At what cost does our role to become so “churchy” by frowning upon certain decisions others make outweigh denying someone the feeling of belonging within the body of Christ? At what cost in a parental role do we shame sex by telling them they will no longer be pure by risking our children having STD’s or having a baby at an early age all because they were too afraid to ask for a condom or be caught with one? Should one taboo topic be held on such a high pedestal that we are willing to risk a lifetime of pain or disease?
When we read the first five books of the old testament, we see the same treatment of separation for those persons going through different types of ritual purifications; depending on the severity of what the unclean person did it would determine how long they would be cut off from the sanctuary, festivals or sacred duties. These ranged from having a skin disease, doing sexual acts, touching a dead body, women on menstruation, and more.

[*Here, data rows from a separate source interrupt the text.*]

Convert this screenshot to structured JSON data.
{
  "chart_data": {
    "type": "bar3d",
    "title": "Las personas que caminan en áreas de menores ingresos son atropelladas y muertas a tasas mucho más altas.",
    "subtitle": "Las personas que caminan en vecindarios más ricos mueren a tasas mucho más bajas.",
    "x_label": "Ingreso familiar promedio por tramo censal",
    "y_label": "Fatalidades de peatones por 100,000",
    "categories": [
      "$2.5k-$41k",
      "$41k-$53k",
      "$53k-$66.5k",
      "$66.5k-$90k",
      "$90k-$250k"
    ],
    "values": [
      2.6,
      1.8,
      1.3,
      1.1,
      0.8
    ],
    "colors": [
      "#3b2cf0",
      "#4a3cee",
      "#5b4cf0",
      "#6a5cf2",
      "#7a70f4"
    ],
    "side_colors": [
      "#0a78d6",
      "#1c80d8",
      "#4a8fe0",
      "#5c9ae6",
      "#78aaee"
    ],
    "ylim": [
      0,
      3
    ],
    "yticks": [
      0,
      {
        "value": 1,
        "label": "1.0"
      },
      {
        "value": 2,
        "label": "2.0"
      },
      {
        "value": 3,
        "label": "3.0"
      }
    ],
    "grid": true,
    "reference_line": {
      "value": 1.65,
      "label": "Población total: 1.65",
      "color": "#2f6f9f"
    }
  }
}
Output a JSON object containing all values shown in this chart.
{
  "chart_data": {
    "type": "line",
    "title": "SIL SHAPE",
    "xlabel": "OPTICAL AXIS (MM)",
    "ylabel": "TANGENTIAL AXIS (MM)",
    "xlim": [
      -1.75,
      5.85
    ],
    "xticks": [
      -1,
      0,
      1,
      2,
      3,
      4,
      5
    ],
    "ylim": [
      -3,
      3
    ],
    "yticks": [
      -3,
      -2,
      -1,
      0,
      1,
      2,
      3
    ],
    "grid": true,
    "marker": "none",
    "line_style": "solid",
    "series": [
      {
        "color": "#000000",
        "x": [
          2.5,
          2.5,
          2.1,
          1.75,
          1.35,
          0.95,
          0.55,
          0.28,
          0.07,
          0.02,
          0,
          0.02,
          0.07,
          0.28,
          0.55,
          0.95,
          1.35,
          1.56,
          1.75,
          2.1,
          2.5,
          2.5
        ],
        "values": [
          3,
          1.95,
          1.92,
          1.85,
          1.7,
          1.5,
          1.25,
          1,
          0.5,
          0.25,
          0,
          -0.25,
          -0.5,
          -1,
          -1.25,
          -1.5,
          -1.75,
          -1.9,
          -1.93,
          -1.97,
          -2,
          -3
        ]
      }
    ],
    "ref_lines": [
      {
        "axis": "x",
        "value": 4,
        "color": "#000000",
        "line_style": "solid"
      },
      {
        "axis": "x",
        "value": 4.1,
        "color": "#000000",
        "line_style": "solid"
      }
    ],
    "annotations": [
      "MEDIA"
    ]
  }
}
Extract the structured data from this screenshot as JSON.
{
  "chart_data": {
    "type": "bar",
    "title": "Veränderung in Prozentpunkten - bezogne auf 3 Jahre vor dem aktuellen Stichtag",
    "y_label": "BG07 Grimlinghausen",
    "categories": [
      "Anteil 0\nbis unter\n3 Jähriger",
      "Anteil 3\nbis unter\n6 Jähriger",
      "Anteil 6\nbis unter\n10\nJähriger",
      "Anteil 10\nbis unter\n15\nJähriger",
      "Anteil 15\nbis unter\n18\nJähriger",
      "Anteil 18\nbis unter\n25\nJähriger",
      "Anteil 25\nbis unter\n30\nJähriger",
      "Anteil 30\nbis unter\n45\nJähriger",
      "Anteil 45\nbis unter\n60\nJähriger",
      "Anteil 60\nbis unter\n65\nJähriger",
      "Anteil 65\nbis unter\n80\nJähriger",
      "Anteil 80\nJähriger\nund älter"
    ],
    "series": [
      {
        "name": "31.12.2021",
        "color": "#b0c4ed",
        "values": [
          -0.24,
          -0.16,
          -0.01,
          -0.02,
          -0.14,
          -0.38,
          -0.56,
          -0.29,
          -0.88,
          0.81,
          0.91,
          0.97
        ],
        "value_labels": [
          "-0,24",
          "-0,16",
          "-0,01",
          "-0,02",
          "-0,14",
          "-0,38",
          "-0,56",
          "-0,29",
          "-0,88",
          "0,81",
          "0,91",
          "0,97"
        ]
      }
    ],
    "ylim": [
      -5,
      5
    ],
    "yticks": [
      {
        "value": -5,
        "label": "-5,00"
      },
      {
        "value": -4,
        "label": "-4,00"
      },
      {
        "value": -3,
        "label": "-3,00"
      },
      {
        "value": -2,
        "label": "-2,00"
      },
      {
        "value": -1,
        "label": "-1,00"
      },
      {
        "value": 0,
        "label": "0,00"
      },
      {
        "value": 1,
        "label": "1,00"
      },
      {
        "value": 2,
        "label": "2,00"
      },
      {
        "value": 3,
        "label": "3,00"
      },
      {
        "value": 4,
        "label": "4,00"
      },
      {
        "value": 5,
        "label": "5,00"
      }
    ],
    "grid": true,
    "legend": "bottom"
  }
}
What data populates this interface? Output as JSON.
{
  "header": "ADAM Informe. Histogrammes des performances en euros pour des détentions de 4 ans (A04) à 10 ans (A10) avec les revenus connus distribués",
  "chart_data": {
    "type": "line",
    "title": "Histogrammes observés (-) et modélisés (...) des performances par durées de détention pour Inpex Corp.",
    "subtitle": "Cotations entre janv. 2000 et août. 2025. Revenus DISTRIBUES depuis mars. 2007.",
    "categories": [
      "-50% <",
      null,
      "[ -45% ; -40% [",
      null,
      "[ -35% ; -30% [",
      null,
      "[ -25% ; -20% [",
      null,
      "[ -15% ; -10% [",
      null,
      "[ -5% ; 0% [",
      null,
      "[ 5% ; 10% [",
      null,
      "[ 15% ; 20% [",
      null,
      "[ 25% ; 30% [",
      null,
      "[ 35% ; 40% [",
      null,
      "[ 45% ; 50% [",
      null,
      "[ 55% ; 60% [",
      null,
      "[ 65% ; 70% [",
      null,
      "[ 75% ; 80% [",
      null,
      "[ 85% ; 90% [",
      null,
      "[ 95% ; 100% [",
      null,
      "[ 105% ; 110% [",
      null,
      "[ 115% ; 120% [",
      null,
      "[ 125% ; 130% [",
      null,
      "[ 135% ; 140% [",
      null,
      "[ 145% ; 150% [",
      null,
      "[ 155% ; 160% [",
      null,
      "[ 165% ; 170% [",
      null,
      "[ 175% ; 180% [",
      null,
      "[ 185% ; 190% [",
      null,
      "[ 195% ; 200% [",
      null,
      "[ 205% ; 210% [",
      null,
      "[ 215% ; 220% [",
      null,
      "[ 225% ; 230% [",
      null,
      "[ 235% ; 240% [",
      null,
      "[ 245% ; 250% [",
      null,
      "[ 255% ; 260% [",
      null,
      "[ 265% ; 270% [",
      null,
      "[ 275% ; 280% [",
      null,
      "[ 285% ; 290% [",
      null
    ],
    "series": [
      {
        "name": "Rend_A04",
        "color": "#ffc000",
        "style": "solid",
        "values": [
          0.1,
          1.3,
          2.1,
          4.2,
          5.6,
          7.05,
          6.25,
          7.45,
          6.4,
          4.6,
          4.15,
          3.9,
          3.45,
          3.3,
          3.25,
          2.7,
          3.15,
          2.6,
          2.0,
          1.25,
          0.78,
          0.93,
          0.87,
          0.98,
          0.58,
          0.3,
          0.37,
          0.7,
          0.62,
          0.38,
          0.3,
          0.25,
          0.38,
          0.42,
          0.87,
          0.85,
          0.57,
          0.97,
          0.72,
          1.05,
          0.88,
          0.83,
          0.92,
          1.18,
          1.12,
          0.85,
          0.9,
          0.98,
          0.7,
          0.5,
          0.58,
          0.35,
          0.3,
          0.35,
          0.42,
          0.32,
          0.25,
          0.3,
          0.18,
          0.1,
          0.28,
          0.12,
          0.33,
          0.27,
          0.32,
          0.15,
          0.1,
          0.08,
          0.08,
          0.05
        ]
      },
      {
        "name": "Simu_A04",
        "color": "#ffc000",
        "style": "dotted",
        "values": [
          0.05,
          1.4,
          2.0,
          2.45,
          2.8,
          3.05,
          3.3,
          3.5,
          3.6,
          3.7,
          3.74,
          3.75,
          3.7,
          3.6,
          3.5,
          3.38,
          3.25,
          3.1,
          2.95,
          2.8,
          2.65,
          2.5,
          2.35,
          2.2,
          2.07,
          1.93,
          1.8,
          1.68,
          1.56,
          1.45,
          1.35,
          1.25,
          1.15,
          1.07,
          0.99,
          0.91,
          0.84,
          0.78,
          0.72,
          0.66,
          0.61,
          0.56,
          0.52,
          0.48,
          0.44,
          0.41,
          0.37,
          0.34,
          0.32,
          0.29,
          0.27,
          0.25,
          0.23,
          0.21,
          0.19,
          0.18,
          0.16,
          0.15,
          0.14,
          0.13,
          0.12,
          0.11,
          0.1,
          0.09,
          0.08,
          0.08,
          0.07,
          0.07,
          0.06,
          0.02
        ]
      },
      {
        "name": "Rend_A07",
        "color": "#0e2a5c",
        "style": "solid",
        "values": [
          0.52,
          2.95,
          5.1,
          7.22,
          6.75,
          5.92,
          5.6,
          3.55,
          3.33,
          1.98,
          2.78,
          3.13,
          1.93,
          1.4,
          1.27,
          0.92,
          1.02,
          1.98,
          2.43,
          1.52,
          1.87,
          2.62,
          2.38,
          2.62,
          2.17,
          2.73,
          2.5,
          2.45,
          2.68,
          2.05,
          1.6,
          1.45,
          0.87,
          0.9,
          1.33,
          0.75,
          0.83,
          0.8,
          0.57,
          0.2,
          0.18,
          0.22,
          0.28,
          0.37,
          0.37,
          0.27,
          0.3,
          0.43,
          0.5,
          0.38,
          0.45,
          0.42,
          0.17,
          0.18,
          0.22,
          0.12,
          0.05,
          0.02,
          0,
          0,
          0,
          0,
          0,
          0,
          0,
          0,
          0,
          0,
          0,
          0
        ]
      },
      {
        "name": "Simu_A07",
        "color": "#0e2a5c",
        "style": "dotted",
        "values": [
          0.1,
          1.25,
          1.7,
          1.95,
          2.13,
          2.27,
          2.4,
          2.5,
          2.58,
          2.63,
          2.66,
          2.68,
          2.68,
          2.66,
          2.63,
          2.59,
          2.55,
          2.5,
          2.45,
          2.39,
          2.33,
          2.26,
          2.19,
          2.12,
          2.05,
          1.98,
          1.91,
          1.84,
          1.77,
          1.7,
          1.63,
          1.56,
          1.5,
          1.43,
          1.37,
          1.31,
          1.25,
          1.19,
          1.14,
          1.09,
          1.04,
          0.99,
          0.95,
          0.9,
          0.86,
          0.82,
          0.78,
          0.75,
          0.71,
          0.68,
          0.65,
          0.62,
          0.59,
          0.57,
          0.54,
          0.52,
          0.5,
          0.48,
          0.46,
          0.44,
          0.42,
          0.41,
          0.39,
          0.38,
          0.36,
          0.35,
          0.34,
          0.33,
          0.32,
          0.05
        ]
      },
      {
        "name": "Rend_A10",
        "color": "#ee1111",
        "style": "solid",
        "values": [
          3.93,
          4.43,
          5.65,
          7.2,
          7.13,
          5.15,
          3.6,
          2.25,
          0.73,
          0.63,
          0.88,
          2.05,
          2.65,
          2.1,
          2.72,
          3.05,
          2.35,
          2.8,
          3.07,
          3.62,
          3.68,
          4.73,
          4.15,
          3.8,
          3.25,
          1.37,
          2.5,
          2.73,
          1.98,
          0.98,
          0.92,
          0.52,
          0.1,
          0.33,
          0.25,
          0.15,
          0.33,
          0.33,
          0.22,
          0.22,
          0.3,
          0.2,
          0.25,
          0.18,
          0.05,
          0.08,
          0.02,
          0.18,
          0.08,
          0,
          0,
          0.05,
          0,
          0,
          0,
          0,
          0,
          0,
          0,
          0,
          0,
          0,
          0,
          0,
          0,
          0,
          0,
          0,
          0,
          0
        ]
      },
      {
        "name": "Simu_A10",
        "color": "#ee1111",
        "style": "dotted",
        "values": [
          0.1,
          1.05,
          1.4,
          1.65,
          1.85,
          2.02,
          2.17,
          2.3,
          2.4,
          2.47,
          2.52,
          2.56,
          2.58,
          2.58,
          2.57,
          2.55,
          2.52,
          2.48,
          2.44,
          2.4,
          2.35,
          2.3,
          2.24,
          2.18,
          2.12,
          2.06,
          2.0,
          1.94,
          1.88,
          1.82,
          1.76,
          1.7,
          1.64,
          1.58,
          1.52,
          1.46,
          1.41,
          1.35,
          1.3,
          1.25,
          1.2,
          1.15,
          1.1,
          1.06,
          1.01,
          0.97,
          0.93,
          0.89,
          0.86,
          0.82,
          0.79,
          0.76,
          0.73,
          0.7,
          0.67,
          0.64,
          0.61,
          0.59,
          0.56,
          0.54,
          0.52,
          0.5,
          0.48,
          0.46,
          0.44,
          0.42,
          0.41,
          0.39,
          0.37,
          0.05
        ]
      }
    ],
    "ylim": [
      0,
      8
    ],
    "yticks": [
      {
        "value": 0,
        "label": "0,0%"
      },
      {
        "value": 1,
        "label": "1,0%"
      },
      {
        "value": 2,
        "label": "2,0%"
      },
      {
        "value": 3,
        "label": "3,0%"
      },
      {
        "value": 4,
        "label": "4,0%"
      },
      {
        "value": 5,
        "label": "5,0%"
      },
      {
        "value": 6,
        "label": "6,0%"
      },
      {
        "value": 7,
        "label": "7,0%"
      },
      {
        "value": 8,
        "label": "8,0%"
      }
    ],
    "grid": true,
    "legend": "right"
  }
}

How can we as Christians bridge this painful gap between sexual abstinence and the consequences from shame within the church, our family household and communities? There are two beneficial remedies. The first answer is being empathetic. I read an article in Psychology Today called, The Empathy Trap where it discusses three main points of what empathy involves. 1. Balance between emotion and thought between self and other 2. Attention to another’s needs without sacrificing one’s own 3. Knowing the difference between sympathy versus empathy and having compassion towards one another. Compassion is the act of caring for another’s suffering. The church has become so engulfed with the applications of biblical principles that we have to be careful not to dehumanize The Bible by negating that we are humans, we have emotions, we reconcile things differently and we all sin. Although we may not agree on the choices or decisions people make, (and yes, we are entitled to be disappointed) but once the decision is made we cannot let those feelings of disappointment last longer than the time it took to make that decision. As Christians and as the church, now is the time to have empathy about how one may feel and lets start the healing process through the use of communication so we can create a safe haven and allow ourselves to be naked about our feelings, desires and temptations to one another. By doing so, this will consequently purify and remove feelings of hopelessness, helplessness, shame, guilt, and anxiety and help each other within our Christian journey.
Another answer for bridging this gap is called Restoration. In the Bible, even the “separated people” were RESTORED, through purification, to the enjoyment of all the privileges that were once taken away. If we are to say “God is love”, empathy has the ability to show how powerful God is by conveying to his people that no matter what you have done God still loves you and He will bring people in your lives to show you different facets of what His love looks like. This type of restoration can save a life from suicide and depression as it creates a healthy dialogue of coping with the aftermath of no longer being a virgin or having premarital sex. So let’s restore the communication, restore relationships that were only built on conditional principles and create an unconditional love for one another that God has shown to all of us.